Emboldened by President Donald Trump’s election, Wall Street candidates are eyeing politics as the new arena to put their credentials in the financial sector to use. Across the country, and particularly the Northeast and California, former investment bankers, hedge fund managers, and private equity executives are announcing bids for legislative and gubernatorial seats.
In New Jersey, Democratic nominee Phil Murphy boasts a Goldman Sachs pedigree, and a wide margin over Republican lieutenant governor Kim Guadagno, in the race to fill Governor Chris Christie’s seat. In Connecticut, former UBS Group AG executive Robert Stefanowski is running for governor, and according to public filings, hedge fund manager David Stemerman and former hedge fund manager Dita Bhargava recently opened up exploratory committees. In Pennsylvania, Rebecca Rhynhart, a former managing director of Bear Sterns, has generated buzz as an upstart candidate for Philadelphia’s City Controller. And in California, former Goldman Sachs associate and hedge fund manager Tom Steyer may run for Senate, with Tiger Global Management LLC executive Joseph Sanberg following suit.

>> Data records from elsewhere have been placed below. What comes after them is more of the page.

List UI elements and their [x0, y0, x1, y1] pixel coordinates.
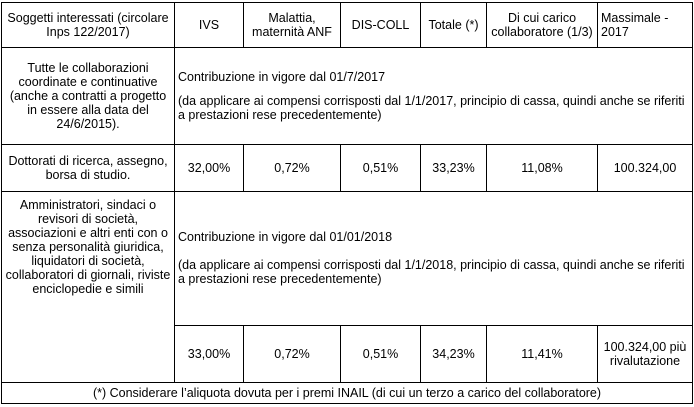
group1-ivs: 32,00% [174, 144, 244, 192]
group2-malattia: 0,72% [243, 324, 341, 383]
header-carico: Di cui carico collaboratore (1/3) [486, 1, 598, 49]
header-ivs: IVS [174, 1, 244, 49]
group2-note-row: Amministratori, sindaci o revisori di so… [1, 190, 693, 383]
group2-note-body: (da applicare ai compensi corrisposti da… [178, 258, 685, 287]
group1-subjects: Tutte le collaborazioni coordinate e con… [1, 47, 175, 146]
group1-discoll: 0,51% [340, 144, 421, 192]
group2-carico: 11,41% [486, 324, 598, 383]
group2-subjects: Amministratori, sindaci o revisori di so… [1, 190, 175, 383]
group1-malattia: 0,72% [243, 144, 341, 192]
header-row: Soggetti interessati (circolare Inps 122… [1, 1, 693, 49]
group1-note: Contribuzione in vigore dal 01/7/2017 (d… [174, 47, 693, 146]
header-malattia: Malattia, maternità ANF [243, 1, 341, 49]
header-discoll: DIS-COLL [340, 1, 421, 49]
footnote-row: (*) Considerare l’aliquota dovuta per i … [1, 381, 693, 405]
group2-ivs: 33,00% [174, 324, 244, 383]
group2-totale: 34,23% [420, 324, 487, 383]
group2-discoll: 0,51% [340, 324, 421, 383]
group2-massimale: 100.324,00 più rivalutazione [597, 324, 693, 383]
group2-note: Contribuzione in vigore dal 01/01/2018 (… [174, 190, 693, 326]
footnote: (*) Considerare l’aliquota dovuta per i … [1, 381, 693, 405]
group1-note-title: Contribuzione in vigore dal 01/7/2017 [178, 70, 386, 85]
group1-subjects-2: Dottorati di ricerca, assegno, borsa di … [1, 144, 175, 192]
group1-note-body: (da applicare ai compensi corrisposti da… [178, 94, 685, 123]
group2-values-row: 33,00% 0,72% 0,51% 34,23% 11,41% 100.324… [2, 324, 693, 383]
group1-values-row: Dottorati di ricerca, assegno, borsa di … [1, 144, 693, 192]
group2-note-title: Contribuzione in vigore dal 01/01/2018 [178, 230, 393, 245]
group1-totale: 33,23% [420, 144, 487, 192]
group1-massimale: 100.324,00 [597, 144, 693, 192]
header-massimale: Massimale - 2017 [597, 1, 693, 49]
group1-carico: 11,08% [486, 144, 598, 192]
header-soggetti: Soggetti interessati (circolare Inps 122… [1, 1, 175, 49]
header-totale: Totale (*) [420, 1, 487, 49]
group1-note-row: Tutte le collaborazioni coordinate e con… [1, 47, 693, 146]
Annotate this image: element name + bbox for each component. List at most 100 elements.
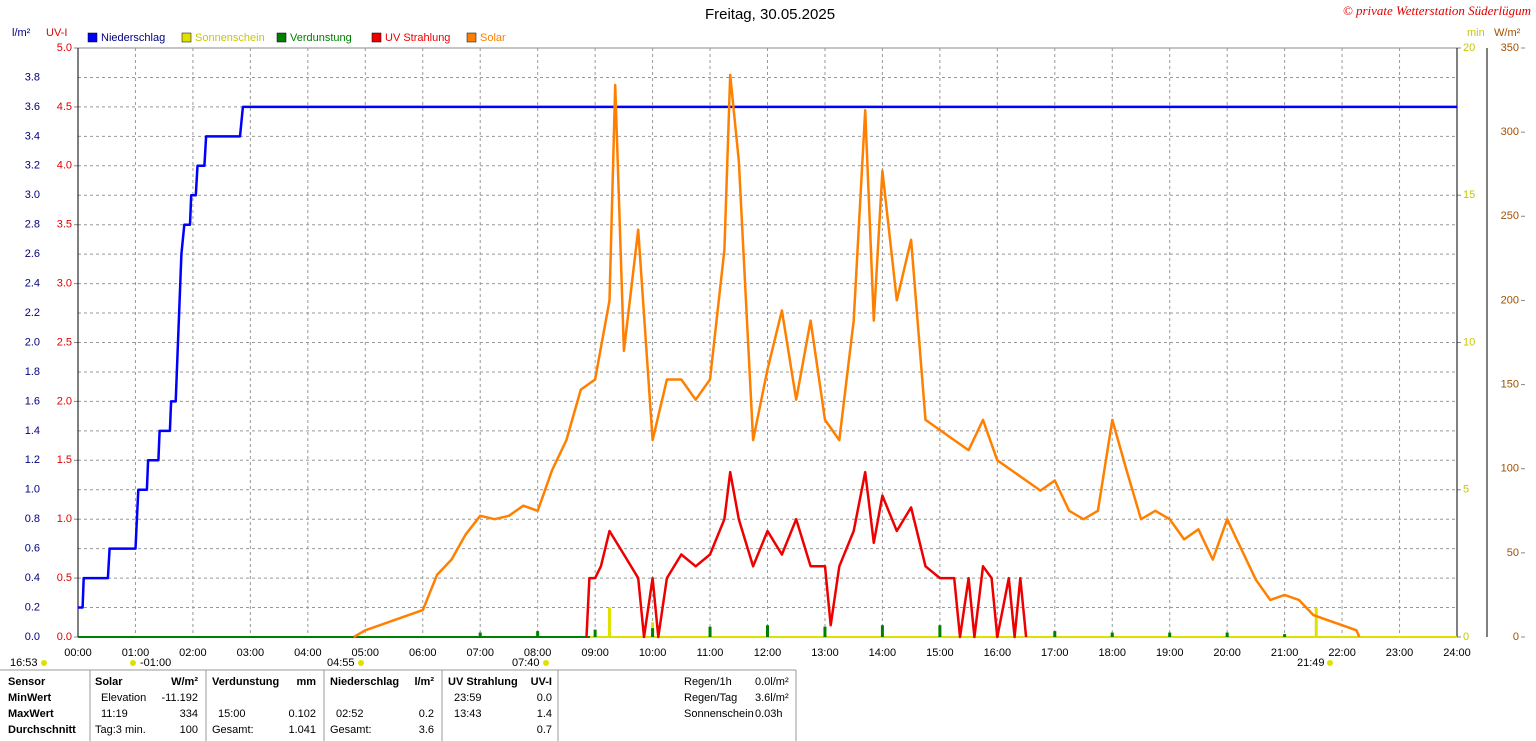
y-tick-label: 350 (1501, 42, 1519, 54)
y-tick-label: 1.0 (25, 484, 40, 496)
y-tick-label: 4.0 (57, 160, 72, 172)
axis-label: W/m² (1494, 27, 1521, 39)
y-tick-label: 1.2 (25, 454, 40, 466)
cell-value: -11.192 (162, 692, 199, 704)
legend-swatch (87, 32, 98, 43)
sun-marker (543, 660, 549, 666)
y-tick-label: 0.5 (57, 572, 72, 584)
cell-label: 23:59 (454, 692, 482, 704)
x-tick-label: 20:00 (1213, 647, 1241, 659)
chart-title: Freitag, 30.05.2025 (705, 6, 835, 23)
column-header: UV Strahlung (448, 676, 518, 688)
y-tick-label: 3.2 (25, 160, 40, 172)
sun-marker (130, 660, 136, 666)
cell-label: Gesamt: (330, 724, 372, 736)
sun-marker (41, 660, 47, 666)
series-bar (1168, 632, 1172, 637)
y-tick-label: 1.5 (57, 454, 72, 466)
x-tick-label: 02:00 (179, 647, 207, 659)
axis-label: min (1467, 27, 1485, 39)
x-tick-label: 16:00 (984, 647, 1012, 659)
legend-swatch (371, 32, 382, 43)
summary-value: 3.6l/m² (755, 692, 789, 704)
column-unit: mm (296, 676, 316, 688)
series-bar (478, 632, 482, 637)
x-tick-label: 17:00 (1041, 647, 1069, 659)
cell-value: 0.0 (537, 692, 552, 704)
row-label: MaxWert (8, 708, 54, 720)
y-tick-label: 0.0 (57, 631, 72, 643)
cell-value: 3.6 (419, 724, 434, 736)
axis-label: l/m² (12, 27, 31, 39)
annotation: 16:53 (10, 657, 38, 669)
series-bar (1314, 607, 1318, 637)
y-tick-label: 250 (1501, 210, 1519, 222)
cell-value: 0.2 (419, 708, 434, 720)
series-bar (1225, 632, 1229, 637)
cell-value: 1.041 (288, 724, 316, 736)
x-tick-label: 01:00 (122, 647, 150, 659)
series-line (353, 73, 1361, 639)
x-tick-label: 03:00 (237, 647, 265, 659)
summary-value: 0.03h (755, 708, 783, 720)
y-tick-label: 2.2 (25, 307, 40, 319)
y-tick-label: 1.0 (57, 513, 72, 525)
series-bar (1053, 631, 1057, 637)
cell-value: 334 (180, 708, 198, 720)
y-tick-label: 2.6 (25, 248, 40, 260)
y-tick-label: 2.5 (57, 336, 72, 348)
legend-label: Solar (480, 32, 506, 44)
cell-value: 0.7 (537, 724, 552, 736)
summary-value: 0.0l/m² (755, 676, 789, 688)
series-bar (938, 625, 942, 637)
y-tick-label: 100 (1501, 463, 1519, 475)
summary-label: Regen/1h (684, 676, 732, 688)
x-tick-label: 11:00 (697, 647, 724, 659)
summary-label: Regen/Tag (684, 692, 737, 704)
series-bar (823, 626, 827, 637)
x-tick-label: 12:00 (754, 647, 782, 659)
cell-label: 13:43 (454, 708, 482, 720)
cell-value: 1.4 (537, 708, 552, 720)
y-tick-label: 50 (1507, 547, 1519, 559)
series-line (78, 105, 1457, 609)
annotation: 21:49 (1297, 657, 1325, 669)
legend-label: Sonnenschein (195, 32, 265, 44)
series-bar (1283, 634, 1287, 637)
legend-swatch (181, 32, 192, 43)
legend-label: Verdunstung (290, 32, 352, 44)
y-tick-label: 0.4 (25, 572, 40, 584)
row-label: Sensor (8, 676, 46, 688)
x-tick-label: 10:00 (639, 647, 667, 659)
row-label: Durchschnitt (8, 724, 76, 736)
summary-label: Sonnenschein (684, 708, 754, 720)
x-tick-label: 15:00 (926, 647, 954, 659)
y-tick-label: 0 (1463, 631, 1469, 643)
plot (77, 47, 1458, 638)
x-tick-label: 07:00 (466, 647, 494, 659)
y-tick-label: 0.6 (25, 543, 40, 555)
y-tick-label: 3.0 (57, 278, 72, 290)
y-tick-label: 1.8 (25, 366, 40, 378)
series-bar (1110, 632, 1114, 637)
cell-label: 02:52 (336, 708, 364, 720)
y-tick-label: 10 (1463, 336, 1475, 348)
legend-swatch (466, 32, 477, 43)
column-header: Niederschlag (330, 676, 399, 688)
x-tick-label: 14:00 (869, 647, 897, 659)
y-tick-label: 0.8 (25, 513, 40, 525)
sun-marker (1327, 660, 1333, 666)
x-tick-label: 00:00 (64, 647, 92, 659)
cell-label: Gesamt: (212, 724, 254, 736)
column-header: Verdunstung (212, 676, 279, 688)
y-tick-label: 150 (1501, 378, 1519, 390)
y-tick-label: 1.4 (25, 425, 40, 437)
y-tick-label: 2.0 (25, 336, 40, 348)
x-tick-label: 23:00 (1386, 647, 1414, 659)
y-tick-label: 2.4 (25, 278, 40, 290)
y-tick-label: 3.5 (57, 219, 72, 231)
cell-label: Tag:3 min. (95, 724, 146, 736)
legend-swatch (276, 32, 287, 43)
series-bar (708, 626, 712, 637)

Capitalizing off this flurry of Wall Street candidates, industry trade groups like the American Bankers Association are launching formal programs to teach members across the country how to campaign effectively. Both the Nebraska Bankers Association and the Oklahoma Bankers Association are launching their own candidate schools.
“[Trump’s election] raised the visibility of folks who in the past may have said ‘I’m not a politician,” Richard Baier, president of the Nebraska Bankers Association, told Reuters.

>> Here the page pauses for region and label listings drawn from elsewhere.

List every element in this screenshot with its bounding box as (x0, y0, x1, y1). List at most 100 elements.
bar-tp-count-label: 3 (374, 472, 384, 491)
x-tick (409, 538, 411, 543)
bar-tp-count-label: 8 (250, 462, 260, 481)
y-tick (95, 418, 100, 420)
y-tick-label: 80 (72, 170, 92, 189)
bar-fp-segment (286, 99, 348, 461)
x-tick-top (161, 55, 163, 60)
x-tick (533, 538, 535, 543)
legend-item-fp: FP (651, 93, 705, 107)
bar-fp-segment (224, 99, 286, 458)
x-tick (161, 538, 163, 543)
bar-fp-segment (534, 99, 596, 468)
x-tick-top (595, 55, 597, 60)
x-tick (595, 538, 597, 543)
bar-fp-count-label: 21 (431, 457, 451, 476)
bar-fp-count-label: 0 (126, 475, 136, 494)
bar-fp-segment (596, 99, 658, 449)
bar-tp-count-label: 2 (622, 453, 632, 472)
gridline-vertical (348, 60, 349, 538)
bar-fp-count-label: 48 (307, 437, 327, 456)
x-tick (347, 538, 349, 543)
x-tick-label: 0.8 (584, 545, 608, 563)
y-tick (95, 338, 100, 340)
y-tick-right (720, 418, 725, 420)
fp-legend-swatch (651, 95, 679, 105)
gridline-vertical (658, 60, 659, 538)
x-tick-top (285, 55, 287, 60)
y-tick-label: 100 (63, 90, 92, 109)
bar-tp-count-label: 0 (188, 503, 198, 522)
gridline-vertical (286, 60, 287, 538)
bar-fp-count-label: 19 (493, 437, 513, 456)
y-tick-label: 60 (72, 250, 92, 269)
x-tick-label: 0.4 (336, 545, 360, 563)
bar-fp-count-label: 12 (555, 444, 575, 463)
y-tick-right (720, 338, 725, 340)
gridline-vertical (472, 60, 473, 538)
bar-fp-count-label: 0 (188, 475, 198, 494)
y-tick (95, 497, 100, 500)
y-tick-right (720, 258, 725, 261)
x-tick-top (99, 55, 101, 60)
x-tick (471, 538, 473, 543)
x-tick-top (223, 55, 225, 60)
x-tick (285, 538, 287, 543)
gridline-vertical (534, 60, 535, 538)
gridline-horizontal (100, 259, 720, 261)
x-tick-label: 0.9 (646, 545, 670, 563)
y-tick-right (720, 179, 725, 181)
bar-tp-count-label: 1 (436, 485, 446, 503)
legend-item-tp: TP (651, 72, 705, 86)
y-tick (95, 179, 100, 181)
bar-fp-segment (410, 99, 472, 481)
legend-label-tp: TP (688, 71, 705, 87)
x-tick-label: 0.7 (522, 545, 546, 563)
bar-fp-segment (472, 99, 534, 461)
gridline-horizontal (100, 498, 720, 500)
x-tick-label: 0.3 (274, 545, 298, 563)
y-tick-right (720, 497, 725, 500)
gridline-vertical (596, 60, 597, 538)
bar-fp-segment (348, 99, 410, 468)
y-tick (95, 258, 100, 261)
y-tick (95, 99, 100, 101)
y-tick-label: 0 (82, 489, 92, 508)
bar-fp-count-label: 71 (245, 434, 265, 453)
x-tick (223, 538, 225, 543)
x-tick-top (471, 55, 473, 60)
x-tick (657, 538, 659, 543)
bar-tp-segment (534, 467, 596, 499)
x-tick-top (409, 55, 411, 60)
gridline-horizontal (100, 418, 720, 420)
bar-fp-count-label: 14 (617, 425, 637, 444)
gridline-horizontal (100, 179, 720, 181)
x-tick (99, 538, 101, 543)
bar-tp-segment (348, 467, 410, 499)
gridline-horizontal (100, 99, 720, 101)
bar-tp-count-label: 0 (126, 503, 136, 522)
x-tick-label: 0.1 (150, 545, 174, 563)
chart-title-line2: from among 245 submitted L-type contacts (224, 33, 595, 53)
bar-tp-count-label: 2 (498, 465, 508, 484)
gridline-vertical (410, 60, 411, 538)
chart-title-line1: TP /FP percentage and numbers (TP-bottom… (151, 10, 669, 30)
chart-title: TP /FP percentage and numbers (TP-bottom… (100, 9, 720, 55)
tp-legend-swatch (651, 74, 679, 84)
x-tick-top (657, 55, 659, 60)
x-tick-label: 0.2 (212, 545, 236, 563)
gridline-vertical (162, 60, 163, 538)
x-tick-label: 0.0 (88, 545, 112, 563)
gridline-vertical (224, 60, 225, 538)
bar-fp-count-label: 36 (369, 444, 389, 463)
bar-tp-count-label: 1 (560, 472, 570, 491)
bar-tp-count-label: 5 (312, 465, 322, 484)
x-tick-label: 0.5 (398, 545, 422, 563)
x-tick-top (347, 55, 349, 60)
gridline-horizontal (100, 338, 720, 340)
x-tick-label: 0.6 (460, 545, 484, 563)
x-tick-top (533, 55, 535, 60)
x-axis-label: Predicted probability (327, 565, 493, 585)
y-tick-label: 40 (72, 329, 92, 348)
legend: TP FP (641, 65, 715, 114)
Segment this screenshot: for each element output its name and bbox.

In the wake of the 2008 Financial Crisis, when Occupy protests erupted across major American cities, many American voters viewed Wall Street negatively.

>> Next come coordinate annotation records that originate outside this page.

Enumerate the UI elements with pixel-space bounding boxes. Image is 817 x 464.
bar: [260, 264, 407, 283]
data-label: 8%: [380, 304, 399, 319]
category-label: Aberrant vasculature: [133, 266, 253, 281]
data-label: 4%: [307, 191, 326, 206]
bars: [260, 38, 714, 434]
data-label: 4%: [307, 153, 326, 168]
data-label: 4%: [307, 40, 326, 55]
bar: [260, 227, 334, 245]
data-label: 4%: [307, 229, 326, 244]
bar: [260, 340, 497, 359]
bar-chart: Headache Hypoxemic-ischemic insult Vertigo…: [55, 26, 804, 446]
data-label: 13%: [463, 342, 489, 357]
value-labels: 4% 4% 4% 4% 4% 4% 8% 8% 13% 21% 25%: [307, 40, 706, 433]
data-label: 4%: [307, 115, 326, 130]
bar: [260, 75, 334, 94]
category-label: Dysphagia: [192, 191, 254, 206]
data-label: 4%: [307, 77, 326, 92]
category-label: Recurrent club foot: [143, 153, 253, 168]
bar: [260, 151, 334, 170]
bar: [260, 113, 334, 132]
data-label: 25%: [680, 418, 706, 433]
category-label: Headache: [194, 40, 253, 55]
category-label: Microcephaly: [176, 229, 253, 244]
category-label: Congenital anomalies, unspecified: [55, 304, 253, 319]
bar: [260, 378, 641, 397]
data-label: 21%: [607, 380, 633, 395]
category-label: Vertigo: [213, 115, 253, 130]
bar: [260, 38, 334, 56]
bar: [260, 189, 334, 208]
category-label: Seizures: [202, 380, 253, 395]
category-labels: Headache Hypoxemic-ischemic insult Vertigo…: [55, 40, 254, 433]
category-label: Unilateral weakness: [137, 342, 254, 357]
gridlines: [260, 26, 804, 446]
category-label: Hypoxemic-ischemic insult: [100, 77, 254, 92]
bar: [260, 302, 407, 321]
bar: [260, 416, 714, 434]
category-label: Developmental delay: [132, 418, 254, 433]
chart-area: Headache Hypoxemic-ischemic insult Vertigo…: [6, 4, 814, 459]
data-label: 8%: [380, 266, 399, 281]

“It expresses the frustrations the American people feel about the biggest financial crisis since the Great Depression,” then President Obama said. “There has been huge collateral damage all across ‘Main Street’ [from the financial crisis] and some of the same folks who acted irresponsibly are now trying to fight a crackdown on the abusive practices that got us into this in the first place.”
Throughout the 2016 presidential election, Wall Street lurked ominously in the background as candidates castigated one another for receiving donations from big banks that played a central role in the 2008 collapse – most notably, Goldman Sachs. Senator Bernie Sanders attacked former presidential candidate Hillary Clinton for accepting $600,000 in speaking fees from Goldman, an association that carried with her long after the primaries ended, while President Donald Trump criticized Senator Ted Cruz for accepting a loan from the institution.
Since assuming office, Trump has staffed the White House with Wall Street insiders and swarms of Goldman alumni. The President’s chief economic advisor Gary Cohn served as Goldman’s president in the lead up to the financial collapse, testifying before Congress in 2010 to discuss the firm’s sales of residential mortgage-backed securities. Treasure Secretary Steven Mnuchin was a partner at Goldman. Former White House strategist Stephen K. Bannon, currently waging war on the President’s behalf with funds from billionaire hedge-fund co-CEO Robert Mercer, was an investment banker at Goldman. Even the short-lived White House communications director Anthony Scaramucci founded his own hedge fund, SkyBridge Capital, before selling it to a Chinese conglomerate to accept a job that lasted eleven days.
With the economy finally surging following the dark years of the global recession, Wall Street has entered D.C.’s corridors of power to welcoming arms from the Trump administration. It has also swarmed local politics in a newly changed political landscape defined by the further privatization of the public sphere.
Goldman Sachs is too big to fail, and there are still local municipalities too small to resist the reach of its global network.